• bugün 37. istanbul film festivali kapsamında rexx sineması'nda izlediğim 2017 yapımı film.

    film, yönetmenin deyimiyle ''dış kimliklerle tanımlanmak istemeyenlerin hikâyesi''ni anlatıyor ve aynı adamın yasını tutan alman bir fırıncı adam ile dul kalan israilli bir kadını izliyor. hüzünlü bir aşk üçgeninden yola çıkan film özellikle aşk ve aile kavramlarına incelikli bakış açısı; yas tutma, din, aile arasındaki çetrefil bağlar ve yemek tutkusunu işleyişiyle öne çıkıyor.

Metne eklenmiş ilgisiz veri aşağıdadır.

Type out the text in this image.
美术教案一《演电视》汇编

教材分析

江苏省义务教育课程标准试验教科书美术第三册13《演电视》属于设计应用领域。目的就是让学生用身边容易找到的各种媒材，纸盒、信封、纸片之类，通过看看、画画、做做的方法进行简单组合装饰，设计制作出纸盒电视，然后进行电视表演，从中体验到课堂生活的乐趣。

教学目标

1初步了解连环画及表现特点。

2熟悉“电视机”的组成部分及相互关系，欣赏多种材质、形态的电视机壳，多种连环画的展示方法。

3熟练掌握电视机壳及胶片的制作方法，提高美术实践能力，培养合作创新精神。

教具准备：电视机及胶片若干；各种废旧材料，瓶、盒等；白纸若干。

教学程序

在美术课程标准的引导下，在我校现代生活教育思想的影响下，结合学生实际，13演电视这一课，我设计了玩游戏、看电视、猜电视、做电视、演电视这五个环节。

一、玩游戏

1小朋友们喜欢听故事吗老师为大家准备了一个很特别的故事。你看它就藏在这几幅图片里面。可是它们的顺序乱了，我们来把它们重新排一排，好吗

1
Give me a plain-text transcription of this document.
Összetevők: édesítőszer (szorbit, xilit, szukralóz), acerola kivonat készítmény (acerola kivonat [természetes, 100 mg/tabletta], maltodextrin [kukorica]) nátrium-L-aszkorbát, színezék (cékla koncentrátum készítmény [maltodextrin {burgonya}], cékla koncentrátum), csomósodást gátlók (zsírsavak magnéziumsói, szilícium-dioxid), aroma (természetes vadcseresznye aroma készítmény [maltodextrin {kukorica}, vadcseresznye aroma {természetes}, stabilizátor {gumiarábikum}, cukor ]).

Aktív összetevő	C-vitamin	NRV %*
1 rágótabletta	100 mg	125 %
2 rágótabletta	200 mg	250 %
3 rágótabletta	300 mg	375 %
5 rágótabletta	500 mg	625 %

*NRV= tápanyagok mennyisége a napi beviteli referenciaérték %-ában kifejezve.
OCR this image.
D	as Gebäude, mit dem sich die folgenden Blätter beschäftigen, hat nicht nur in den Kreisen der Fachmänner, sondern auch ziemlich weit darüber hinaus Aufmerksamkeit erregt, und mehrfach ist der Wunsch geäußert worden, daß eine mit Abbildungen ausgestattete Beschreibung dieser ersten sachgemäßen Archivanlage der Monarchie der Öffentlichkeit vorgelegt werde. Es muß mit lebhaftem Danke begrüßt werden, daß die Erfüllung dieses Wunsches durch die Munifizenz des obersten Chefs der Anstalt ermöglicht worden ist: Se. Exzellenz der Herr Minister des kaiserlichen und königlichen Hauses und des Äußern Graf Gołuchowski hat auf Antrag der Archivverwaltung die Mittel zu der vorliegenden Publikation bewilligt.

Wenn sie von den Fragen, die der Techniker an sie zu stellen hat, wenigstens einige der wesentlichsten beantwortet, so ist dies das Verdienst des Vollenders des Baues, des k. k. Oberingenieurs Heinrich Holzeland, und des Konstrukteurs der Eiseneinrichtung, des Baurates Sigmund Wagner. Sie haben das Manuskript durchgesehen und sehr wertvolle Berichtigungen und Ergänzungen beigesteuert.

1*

    iki erkeğin ilişkisi ile başlayan ve bir süre bu şekilde devam edecekmiş hissiyatı veren film ilişkinin bir halkasını oluşturan erkek karakterin vefatı ile bambaşka bir boyut kazanıyor. hamur işi konusunda on parmağında on marifet olan bir erkek ile eşini kaybeden ve kafe işleten bir kadının ilişkisi adeta diken üstünde ilerleyerek seyirciye biraz olsun tedirgin dakikalar yaşatıyor. başlarda mesafeli olan bu ilişkinin ilerleyen süreçte daha çetrefilli ve içinden çıkılması zor bir hal alsa da ilişkinin her iki tarafında bulunan tarafın katkısıyla inşa ediliyor. konusu itibari ile ilgi çekici olan film seyirciye keyifli ve duygusal dakikalar yaşatırken içinde barındırdığı pasta, kek ve çeşit çeşit kurabiyeler ile de iştah kabartıyor.
  • ilginç bir film, başarılı uygulanmış ve oyunculuklar iyi. çeşitli noktaları inceden eleştiriyor ancak yargılamıyor ve bana kalırsa bu güzel bir şey. sıkılırım diye düşünerek başladığım, sonrasında beni şaşırtan ve beğendiğim bir yapım oldu. izlemeyi düşünenler zamanlarını boşa harcamamış olurlar, tavsiye edebilirim.
  • şiir dolu bir film. duygular denizinin üstünde kâğıttan gemiler yüzdürürken bulabilirsiniz kendinizi.